RANIER BRAGON E BRUNO BOGHOSSIAN
BRASÍLIA, DF (FOLHAPRESS)
Nos últimos dez anos, o valor das emendas parlamentares cresceu R$ 170 bilhões acima da inflação, gerando um conflito entre os três Poderes do país.
O presidente da Câmara dos Deputados, Hugo Motta (Republicanos-PB), declarou recentemente que o Congresso está disposto a discutir cortes nos benefícios, uma postura inédita.
No Supremo Tribunal Federal (STF), o ministro Flávio Dino sinaliza que pretende avaliar a possibilidade de mudar a obrigatoriedade das emendas, o que é apoiado pelo governo do presidente Lula (PT), que busca retomar parte dos recursos de investimento que estão atualmente sob controle do Legislativo.
A discussão sobre o assunto ganhou força após uma campanha nas redes sociais sobre a desigualdade na taxação, iniciada pelo PT e aliados, que colocou o Congresso na mira. Além disso, investigações de corrupção envolvendo o uso das emendas, conduzidas pelo STF, aumentaram o debate.
Cada um dos 513 deputados e 81 senadores pode direcionar recursos do Orçamento para suas bases eleitorais. Até 2013, as emendas não eram obrigatórias e o governo podia escolher quais pagar, geralmente as usando para negociar apoio político.

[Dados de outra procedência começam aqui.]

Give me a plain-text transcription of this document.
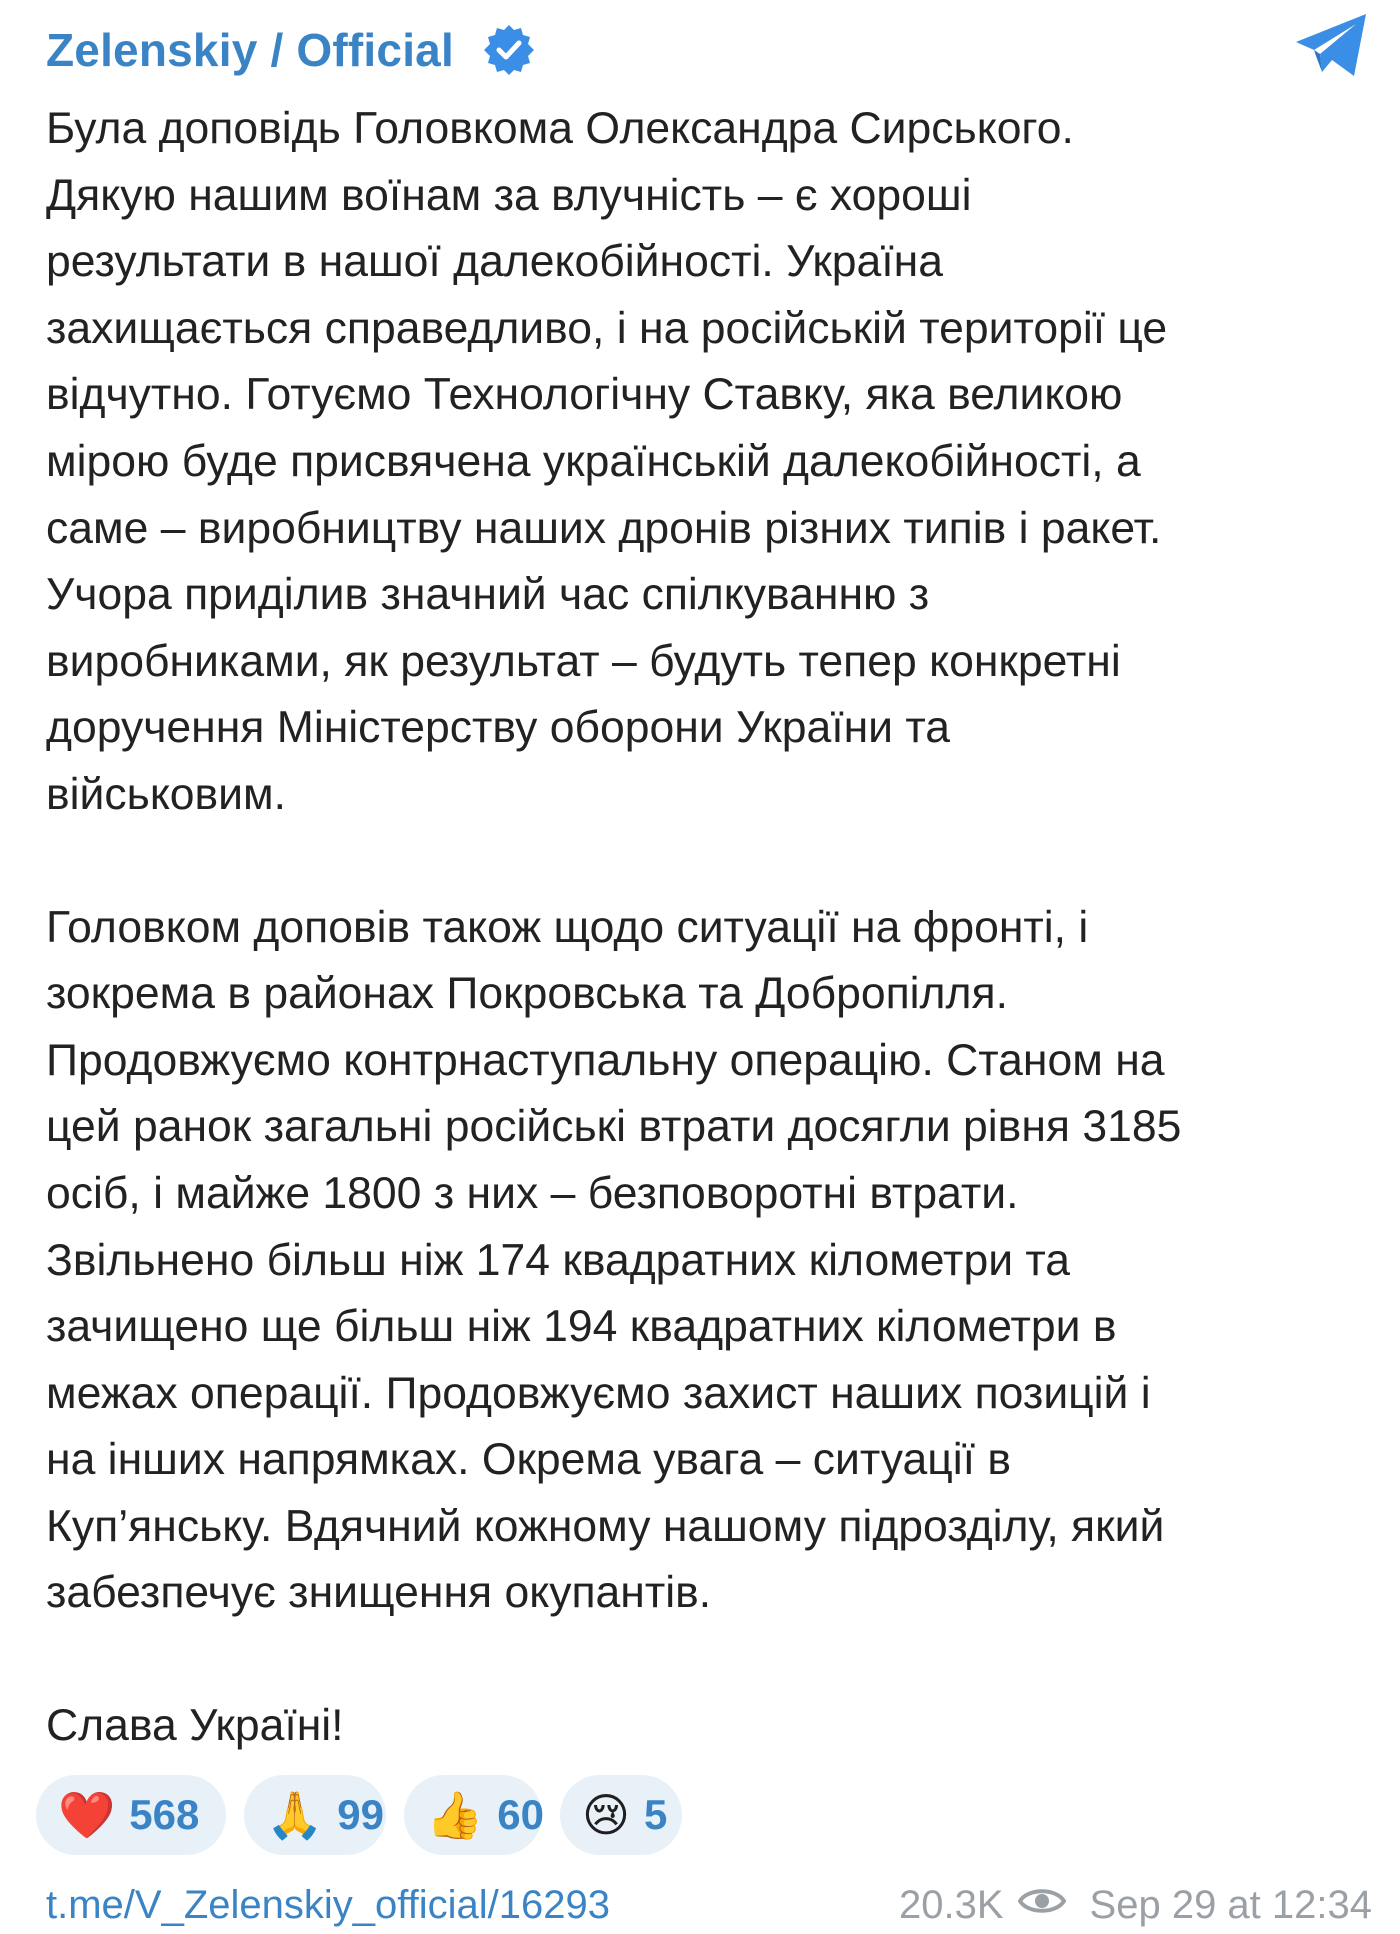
Zelenskiy / Official

Була доповідь Головкома Олександра Сирського.
Дякую нашим воїнам за влучність – є хороші
результати в нашої далекобійності. Україна
захищається справедливо, і на російській території це
відчутно. Готуємо Технологічну Ставку, яка великою
мірою буде присвячена українській далекобійності, а
саме – виробництву наших дронів різних типів і ракет.
Учора приділив значний час спілкуванню з
виробниками, як результат – будуть тепер конкретні
доручення Міністерству оборони України та
військовим.

Головком доповів також щодо ситуації на фронті, і
зокрема в районах Покровська та Добропілля.
Продовжуємо контрнаступальну операцію. Станом на
цей ранок загальні російські втрати досягли рівня 3185
осіб, і майже 1800 з них – безповоротні втрати.
Звільнено більш ніж 174 квадратних кілометри та
зачищено ще більш ніж 194 квадратних кілометри в
межах операції. Продовжуємо захист наших позицій і
на інших напрямках. Окрема увага – ситуації в
Куп’янську. Вдячний кожному нашому підрозділу, який
забезпечує знищення окупантів.

Слава Україні!

❤️ 568 🙏 99 👍 60 😢 5
t.me/V_Zelenskiy_official/16293	20.3K Sep 29 at 12:34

Com o enfraquecimento da ex-presidente Dilma Rousseff, o Congresso começou a tornar essas emendas obrigatórias. No governo de Jair Bolsonaro, os valores destinados às emendas cresceram muito, assim como a obrigatoriedade de seu pagamento.
Em 2015, foram empenhados R$ 3,4 bilhões em emendas, o que significava uma média de R$ 5,8 milhões por deputado ou senador. Em 2024, esse número aumentou para R$ 44,9 bilhões, média de R$ 75,6 milhões por parlamentar.
Para 2026 está prevista a destinação de R$ 54,2 bilhões para emendas, sendo 77% desse valor de execução obrigatória pelo governo.
Hugo Motta explicou que sua declaração sobre cortes estava relacionada à redução de benefícios fiscais e gastos do Executivo, mas ressaltou a importância de haver cortes também nos três Poderes.
Líderes partidários que falaram com a Folha afirmaram que, por enquanto, essa discussão não está avançando na Câmara. Alguns acham que as declarações de Motta são apenas para responder à crítica de que o Congresso protege privilégios de ricos.
Outros entendem que as declarações indicam que, na prática, nada deve mudar.
É improvável que haja acordo entre governo, Congresso e Judiciário para mudanças profundas, como congelar o salário mínimo ou acabar com penduricalhos de benefícios.
No fim de 2022, o STF deu um primeiro passo para controlar o modelo atual ao suspender as chamadas ‘emendas de relator’, que não são obrigatórias e eram usadas para garantir apoio político dentro do Congresso. Essa decisão foi confirmada pelos outros ministros.
Mesmo assim, o Congresso encontrou uma forma de manter o controle, transferindo recursos para as chamadas emendas de comissão, que na prática são decididas pelos líderes do Legislativo.
Flávio Dino, que foi indicado ao STF em 2024 pelo presidente Lula, assumiu uma postura de confronto com o Congresso sobre essas emendas. Ele determinou que a liberação das emendas só pode acontecer com transparência total, exigindo a abertura de contas específicas e a identificação dos parlamentares responsáveis.
Recentemente, Flávio Dino promoveu uma audiência pública para debater o tema, com participação majoritária de críticos ao modelo atual.
Há expectativas no Congresso de que o ministro possa tomar novas decisões para limitar o volume e a obrigatoriedade das emendas, o que provavelmente ampliaria o conflito entre os Poderes, sendo visto como uma ação do governo Lula, através de seu indicado no STF.